Health synchronization

This page describes StackState v4.4.x.

The StackState 4.4 version range is End of Life (EOL) and no longer supported. We encourage customers still running the 4.4 version range to upgrade to a more recent release.

Go to the documentation for the latest StackState release.

Overview

Health synchronization allows you to add existing health checks from external monitoring systems to StackState topology elements. Health data is calculated in the external monitoring system using its own data and rules, then automatically synchronized and attached to the associated topology elements in StackState.

Set up health synchronization

The StackState receiver API will automatically receive and process all incoming health data. No additional configuration is required in StackState to enable this, however, the health data received should match the expected JSON format.

Details on how to ingest health data can be found on the following pages:

Health synchronization pipeline

The health synchronization framework works as follows:

  • Health data is sent to StackState and ingested via the Receiver API.

  • StackState topology elements related to the ingested health checks are identified and bound based on:

  • StackState keeps track of changes to both topology elements and health checks to maintain up to date information.

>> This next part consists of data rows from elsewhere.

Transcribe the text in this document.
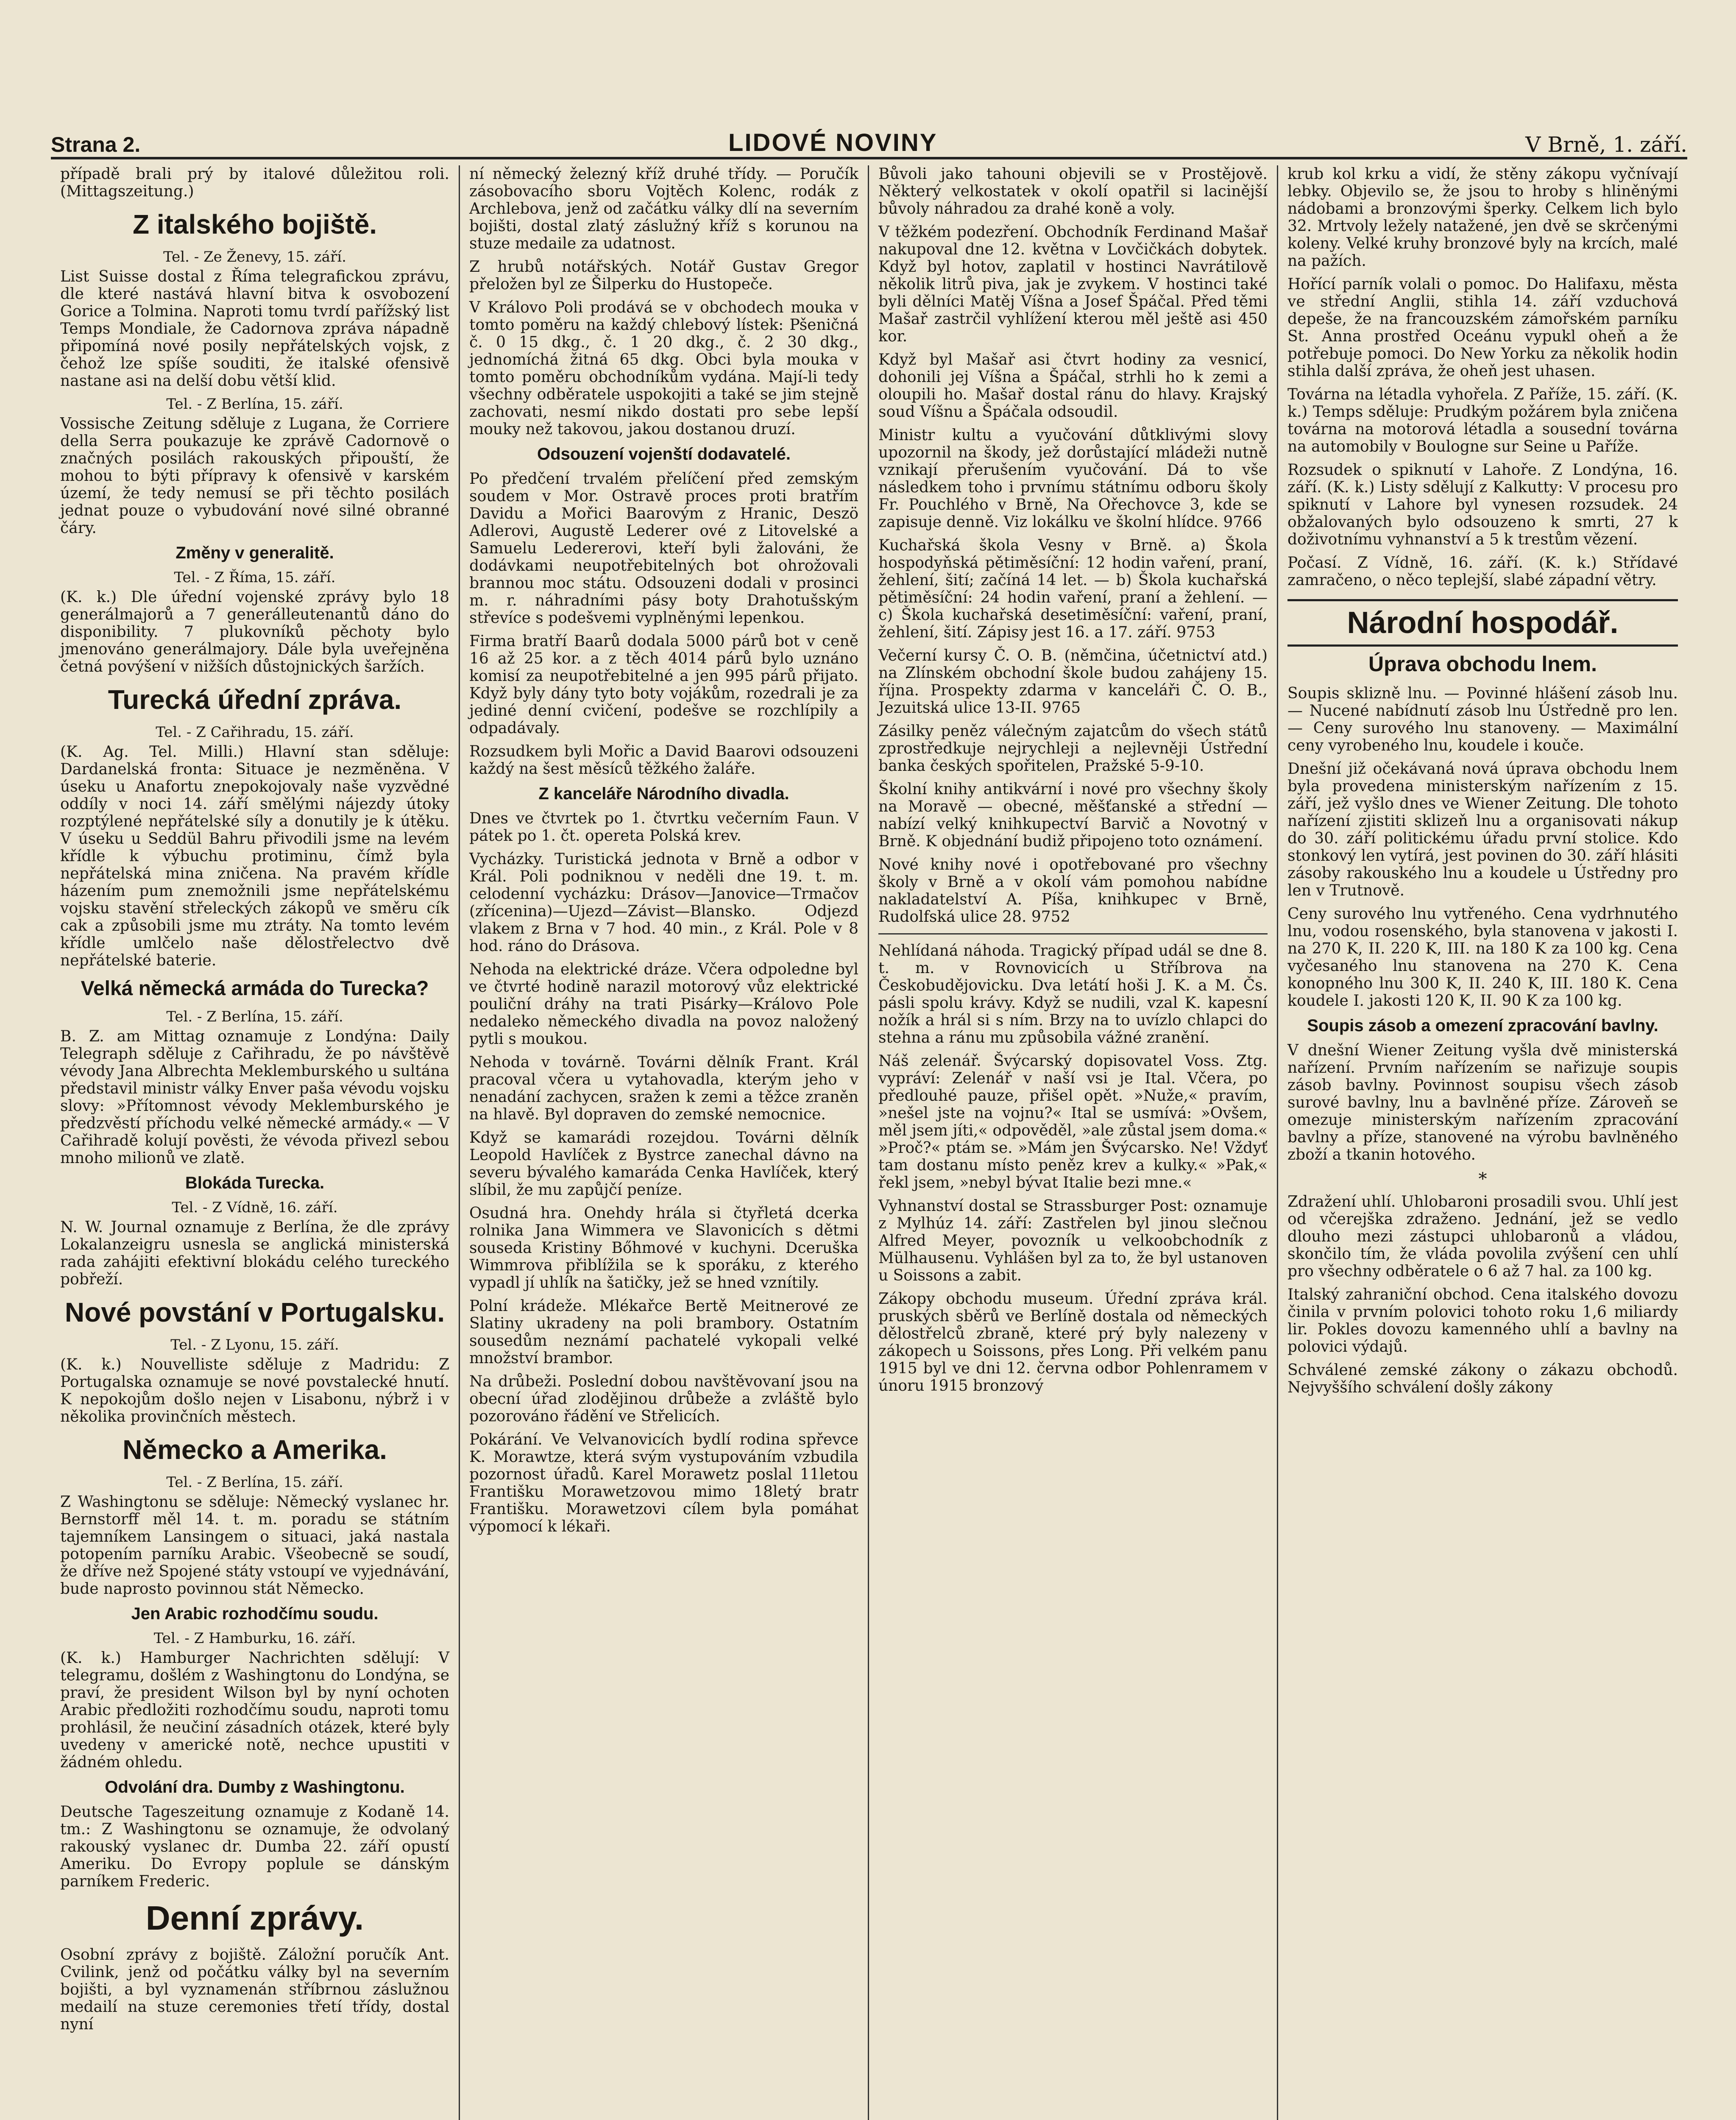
Strana 2.	LIDOVÉ NOVINY	V Brně, 1. září.

případě brali prý by italové důležitou roli. (Mittagszeitung.)

Z italského bojiště.
Tel. - Ze Ženevy, 15. září.

List Suisse dostal z Říma telegrafickou zprávu, dle které nastává hlavní bitva k osvobození Gorice a Tolmina. Naproti tomu tvrdí pařížský list Temps Mondiale, že Cadornova zpráva nápadně připomíná nové posily nepřátelských vojsk, z čehož lze spíše souditi, že italské ofensivě nastane asi na delší dobu větší klid.

Tel. - Z Berlína, 15. září.

Vossische Zeitung sděluje z Lugana, že Corriere della Serra poukazuje ke zprávě Cadornově o značných posilách rakouských připouští, že mohou to býti přípravy k ofensivě v karském území, že tedy nemusí se při těchto posilách jednat pouze o vybudování nové silné obranné čáry.

Změny v generalitě.
Tel. - Z Říma, 15. září.

(K. k.) Dle úřední vojenské zprávy bylo 18 generálmajorů a 7 generálleutenantů dáno do disponibility. 7 plukovníků pěchoty bylo jmenováno generálmajory. Dále byla uveřejněna četná povýšení v nižších důstojnických šaržích.

Turecká úřední zpráva.
Tel. - Z Cařihradu, 15. září.

(K. Ag. Tel. Milli.) Hlavní stan sděluje: Dardanelská fronta: Situace je nezměněna. V úseku u Anafortu znepokojovaly naše vyzvědné oddíly v noci 14. září smělými nájezdy útoky rozptýlené nepřátelské síly a donutily je k útěku. V úseku u Seddül Bahru přivodili jsme na levém křídle k výbuchu protiminu, čímž byla nepřátelská mina zničena. Na pravém křídle házením pum znemožnili jsme nepřátelskému vojsku stavění střeleckých zákopů ve směru cík cak a způsobili jsme mu ztráty. Na tomto levém křídle umlčelo naše dělostřelectvo dvě nepřátelské baterie.

Velká německá armáda do Turecka?
Tel. - Z Berlína, 15. září.

B. Z. am Mittag oznamuje z Londýna: Daily Telegraph sděluje z Cařihradu, že po návštěvě vévody Jana Albrechta Meklemburského u sultána představil ministr války Enver paša vévodu vojsku slovy: »Přítomnost vévody Meklemburského je předzvěstí příchodu velké německé armády.« — V Cařihradě kolují pověsti, že vévoda přivezl sebou mnoho milionů ve zlatě.

Blokáda Turecka.
Tel. - Z Vídně, 16. září.

N. W. Journal oznamuje z Berlína, že dle zprávy Lokalanzeigru usnesla se anglická ministerská rada zahájiti efektivní blokádu celého tureckého pobřeží.

Nové povstání v Portugalsku.
Tel. - Z Lyonu, 15. září.

(K. k.) Nouvelliste sděluje z Madridu: Z Portugalska oznamuje se nové povstalecké hnutí. K nepokojům došlo nejen v Lisabonu, nýbrž i v několika provinčních městech.

Německo a Amerika.
Tel. - Z Berlína, 15. září.

Z Washingtonu se sděluje: Německý vyslanec hr. Bernstorff měl 14. t. m. poradu se státním tajemníkem Lansingem o situaci, jaká nastala potopením parníku Arabic. Všeobecně se soudí, že dříve než Spojené státy vstoupí ve vyjednávání, bude naprosto povinnou stát Německo.

Jen Arabic rozhodčímu soudu.
Tel. - Z Hamburku, 16. září.

(K. k.) Hamburger Nachrichten sdělují: V telegramu, došlém z Washingtonu do Londýna, se praví, že president Wilson byl by nyní ochoten Arabic předložiti rozhodčímu soudu, naproti tomu prohlásil, že neučiní zásadních otázek, které byly uvedeny v americké notě, nechce upustiti v žádném ohledu.

Odvolání dra. Dumby z Washingtonu.

Deutsche Tageszeitung oznamuje z Kodaně 14. tm.: Z Washingtonu se oznamuje, že odvolaný rakouský vyslanec dr. Dumba 22. září opustí Ameriku. Do Evropy poplule se dánským parníkem Frederic.

Denní zprávy.

Osobní zprávy z bojiště. Záložní poručík Ant. Cvilink, jenž od počátku války byl na severním bojišti, a byl vyznamenán stříbrnou záslužnou medailí na stuze ceremonies třetí třídy, dostal nyní

ní německý železný kříž druhé třídy. — Poručík zásobovacího sboru Vojtěch Kolenc, rodák z Archlebova, jenž od začátku války dlí na severním bojišti, dostal zlatý záslužný kříž s korunou na stuze medaile za udatnost.

Z hrubů notářských. Notář Gustav Gregor přeložen byl ze Šilperku do Hustopeče.

V Královo Poli prodává se v obchodech mouka v tomto poměru na každý chlebový lístek: Pšeničná č. 0 15 dkg., č. 1 20 dkg., č. 2 30 dkg., jednomíchá žitná 65 dkg. Obci byla mouka v tomto poměru obchodníkům vydána. Mají-li tedy všechny odběratele uspokojiti a také se jim stejně zachovati, nesmí nikdo dostati pro sebe lepší mouky než takovou, jakou dostanou druzí.

Odsouzení vojenští dodavatelé.

Po předčení trvalém přelíčení před zemským soudem v Mor. Ostravě proces proti bratřím Davidu a Mořici Baarovým z Hranic, Deszö Adlerovi, Augustě Lederer ové z Litovelské a Samuelu Ledererovi, kteří byli žalováni, že dodávkami neupotřebitelných bot ohrožovali brannou moc státu. Odsouzeni dodali v prosinci m. r. náhradními pásy boty Drahotušským střevíce s podešvemi vyplněnými lepenkou.

Firma bratří Baarů dodala 5000 párů bot v ceně 16 až 25 kor. a z těch 4014 párů bylo uznáno komisí za neupotřebitelné a jen 995 párů přijato. Když byly dány tyto boty vojákům, rozedrali je za jediné denní cvičení, podešve se rozchlípily a odpadávaly.

Rozsudkem byli Mořic a David Baarovi odsouzeni každý na šest měsíců těžkého žaláře.

Z kanceláře Národního divadla.

Dnes ve čtvrtek po 1. čtvrtku večerním Faun. V pátek po 1. čt. opereta Polská krev.

Vycházky. Turistická jednota v Brně a odbor v Král. Poli podniknou v neděli dne 19. t. m. celodenní vycházku: Drásov—Janovice—Trmačov (zřícenina)—Ujezd—Závist—Blansko. Odjezd vlakem z Brna v 7 hod. 40 min., z Král. Pole v 8 hod. ráno do Drásova.

Nehoda na elektrické dráze. Včera odpoledne byl ve čtvrté hodině narazil motorový vůz elektrické pouliční dráhy na trati Pisárky—Královo Pole nedaleko německého divadla na povoz naložený pytli s moukou.

Nehoda v továrně. Továrni dělník Frant. Král pracoval včera u vytahovadla, kterým jeho v nenadání zachycen, sražen k zemi a těžce zraněn na hlavě. Byl dopraven do zemské nemocnice.

Když se kamarádi rozejdou. Továrni dělník Leopold Havlíček z Bystrce zanechal dávno na severu bývalého kamaráda Cenka Havlíček, který slíbil, že mu zapůjčí peníze.

Osudná hra. Onehdy hrála si čtyřletá dcerka rolnika Jana Wimmera ve Slavonicích s dětmi souseda Kristiny Bőhmové v kuchyni. Dceruška Wimmrova přiblížila se k sporáku, z kterého vypadl jí uhlík na šatičky, jež se hned vznítily.

Polní krádeže. Mlékařce Bertě Meitnerové ze Slatiny ukradeny na poli brambory. Ostatním sousedům neznámí pachatelé vykopali velké množství brambor.

Na drůbeži. Poslední dobou navštěvovaní jsou na obecní úřad zlodějinou drůbeže a zvláště bylo pozorováno řádění ve Střelicích.

Pokárání. Ve Velvanovicích bydlí rodina spřevce K. Morawtze, která svým vystupováním vzbudila pozornost úřadů. Karel Morawetz poslal 11letou Františku Morawetzovou mimo 18letý bratr Františku. Morawetzovi cílem byla pomáhat výpomocí k lékaři.

Bůvoli jako tahouni objevili se v Prostějově. Některý velkostatek v okolí opatřil si lacinější bůvoly náhradou za drahé koně a voly.

V těžkém podezření. Obchodník Ferdinand Mašař nakupoval dne 12. května v Lovčičkách dobytek. Když byl hotov, zaplatil v hostinci Navrátilově několik litrů piva, jak je zvykem. V hostinci také byli dělníci Matěj Víšna a Josef Špáčal. Před těmi Mašař zastrčil vyhlížení kterou měl ještě asi 450 kor.

Když byl Mašař asi čtvrt hodiny za vesnicí, dohonili jej Víšna a Špáčal, strhli ho k zemi a oloupili ho. Mašař dostal ránu do hlavy. Krajský soud Víšnu a Špáčala odsoudil.

Ministr kultu a vyučování důtklivými slovy upozornil na škody, jež dorůstající mládeži nutně vznikají přerušením vyučování. Dá to vše následkem toho i prvnímu státnímu odboru školy Fr. Pouchlého v Brně, Na Ořechovce 3, kde se zapisuje denně. Viz lokálku ve školní hlídce. 9766

Kuchařská škola Vesny v Brně. a) Škola hospodyňská pětiměsíční: 12 hodin vaření, praní, žehlení, šití; začíná 14 let. — b) Škola kuchařská pětiměsíční: 24 hodin vaření, praní a žehlení. — c) Škola kuchařská desetiměsíční: vaření, praní, žehlení, šití. Zápisy jest 16. a 17. září. 9753

Večerní kursy Č. O. B. (němčina, účetnictví atd.) na Zlínském obchodní škole budou zahájeny 15. října. Prospekty zdarma v kanceláři Č. O. B., Jezuitská ulice 13-II. 9765

Zásilky peněz válečným zajatcům do všech států zprostředkuje nejrychleji a nejlevněji Ústřední banka českých spořitelen, Pražské 5-9-10.

Školní knihy antikvární i nové pro všechny školy na Moravě — obecné, měšťanské a střední — nabízí velký knihkupectví Barvič a Novotný v Brně. K objednání budiž připojeno toto oznámení.

Nové knihy nové i opotřebované pro všechny školy v Brně a v okolí vám pomohou nabídne nakladatelství A. Píša, knihkupec v Brně, Rudolfská ulice 28. 9752

Nehlídaná náhoda. Tragický případ udál se dne 8. t. m. v Rovnovicích u Stříbrova na Českobudějovicku. Dva letátí hoši J. K. a M. Čs. pásli spolu krávy. Když se nudili, vzal K. kapesní nožík a hrál si s ním. Brzy na to uvízlo chlapci do stehna a ránu mu způsobila vážné zranění.

Náš zelenář. Švýcarský dopisovatel Voss. Ztg. vypráví: Zelenář v naší vsi je Ital. Včera, po předlouhé pauze, přišel opět. »Nuže,« pravím, »nešel jste na vojnu?« Ital se usmívá: »Ovšem, měl jsem jíti,« odpověděl, »ale zůstal jsem doma.« »Proč?« ptám se. »Mám jen Švýcarsko. Ne! Vždyť tam dostanu místo peněz krev a kulky.« »Pak,« řekl jsem, »nebyl bývat Italie bezi mne.«

Vyhnanství dostal se Strassburger Post: oznamuje z Mylhúz 14. září: Zastřelen byl jinou slečnou Alfred Meyer, povozník u velkoobchodník z Mülhausenu. Vyhlášen byl za to, že byl ustanoven u Soissons a zabit.

Zákopy obchodu museum. Úřední zpráva král. pruských sběrů ve Berlíně dostala od německých dělostřelců zbraně, které prý byly nalezeny v zákopech u Soissons, přes Long. Při velkém panu 1915 byl ve dni 12. června odbor Pohlenramem v únoru 1915 bronzový

krub kol krku a vidí, že stěny zákopu vyčnívají lebky. Objevilo se, že jsou to hroby s hliněnými nádobami a bronzovými šperky. Celkem lich bylo 32. Mrtvoly ležely natažené, jen dvě se skrčenými koleny. Velké kruhy bronzové byly na krcích, malé na pažích.

Hořící parník volali o pomoc. Do Halifaxu, města ve střední Anglii, stihla 14. září vzduchová depeše, že na francouzském zámořském parníku St. Anna prostřed Oceánu vypukl oheň a že potřebuje pomoci. Do New Yorku za několik hodin stihla další zpráva, že oheň jest uhasen.

Továrna na létadla vyhořela. Z Paříže, 15. září. (K. k.) Temps sděluje: Prudkým požárem byla zničena továrna na motorová létadla a sousední továrna na automobily v Boulogne sur Seine u Paříže.

Rozsudek o spiknutí v Lahoře. Z Londýna, 16. září. (K. k.) Listy sdělují z Kalkutty: V procesu pro spiknutí v Lahore byl vynesen rozsudek. 24 obžalovaných bylo odsouzeno k smrti, 27 k doživotnímu vyhnanství a 5 k trestům vězení.

Počasí. Z Vídně, 16. září. (K. k.) Střídavé zamračeno, o něco teplejší, slabé západní větry.

Národní hospodář.
Úprava obchodu lnem.

Soupis sklizně lnu. — Povinné hlášení zásob lnu. — Nucené nabídnutí zásob lnu Ústředně pro len. — Ceny surového lnu stanoveny. — Maximální ceny vyrobeného lnu, koudele i kouče.

Dnešní již očekávaná nová úprava obchodu lnem byla provedena ministerským nařízením z 15. září, jež vyšlo dnes ve Wiener Zeitung. Dle tohoto nařízení zjistiti sklizeň lnu a organisovati nákup do 30. září politickému úřadu první stolice. Kdo stonkový len vytírá, jest povinen do 30. září hlásiti zásoby rakouského lnu a koudele u Ústředny pro len v Trutnově.

Ceny surového lnu vytřeného. Cena vydrhnutého lnu, vodou rosenského, byla stanovena v jakosti I. na 270 K, II. 220 K, III. na 180 K za 100 kg. Cena vyčesaného lnu stanovena na 270 K. Cena konopného lnu 300 K, II. 240 K, III. 180 K. Cena koudele I. jakosti 120 K, II. 90 K za 100 kg.

Soupis zásob a omezení zpracování bavlny.

V dnešní Wiener Zeitung vyšla dvě ministerská nařízení. Prvním nařízením se nařizuje soupis zásob bavlny. Povinnost soupisu všech zásob surové bavlny, lnu a bavlněné příze. Zároveň se omezuje ministerským nařízením zpracování bavlny a příze, stanovené na výrobu bavlněného zboží a tkanin hotového.

*

Zdražení uhlí. Uhlobaroni prosadili svou. Uhlí jest od včerejška zdraženo. Jednání, jež se vedlo dlouho mezi zástupci uhlobaronů a vládou, skončilo tím, že vláda povolila zvýšení cen uhlí pro všechny odběratele o 6 až 7 hal. za 100 kg.

Italský zahraniční obchod. Cena italského dovozu činila v prvním polovici tohoto roku 1,6 miliardy lir. Pokles dovozu kamenného uhlí a bavlny na polovici výdajů.

Schválené zemské zákony o zákazu obchodů. Nejvyššího schválení došly zákony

Health stream and sub stream

External monitoring systems send health data to the StackState Receiver API as snapshots in a health stream. Each health stream contains at least one sub stream with health check snapshots.

Health stream

The Health stream uniquely identifies the health synchronization and defines the boundaries within which the health check states should be processed together.

Sub stream

Sub streams contain the health check snapshots that are processed by StackState. When working with health data from a distributed external monitoring system, multiple sub streams can be configured, each containing health snapshots from a single location. The data in each sub stream is semi-independent, but contributes to the health check states of the complete health stream. If a single location is responsible for reporting the health check states of the health stream, the sub_stream_id can be omitted from the health payload. StackState will assume that all the external health checks belong to a single, default sub stream.

Repeat Interval

Health synchronization processes the ingested health data in a snapshots per sub stream. The repeat interval specified in the health payload is the commitment from the external monitoring system to send complete snapshots over and over in order to keep the data up to date on StackState. This is helpful for StackState to be able to inform the user how up to date the health synchronization is running.

Expire Interval

The expire interval can be used to configure sub streams in the health synchronization to delete data that is not sent by the external system anymore. This is helpful in case the source for a sub stream could potentially be decommissioned and StackState would not hear from it again. Without an expire interval, the previously synchronized data would be left permanently hanging.

Check State

The health check state calculated by an external monitoring system. This contains the relevant information to attach to a topology element and to contribute to the topology element health state.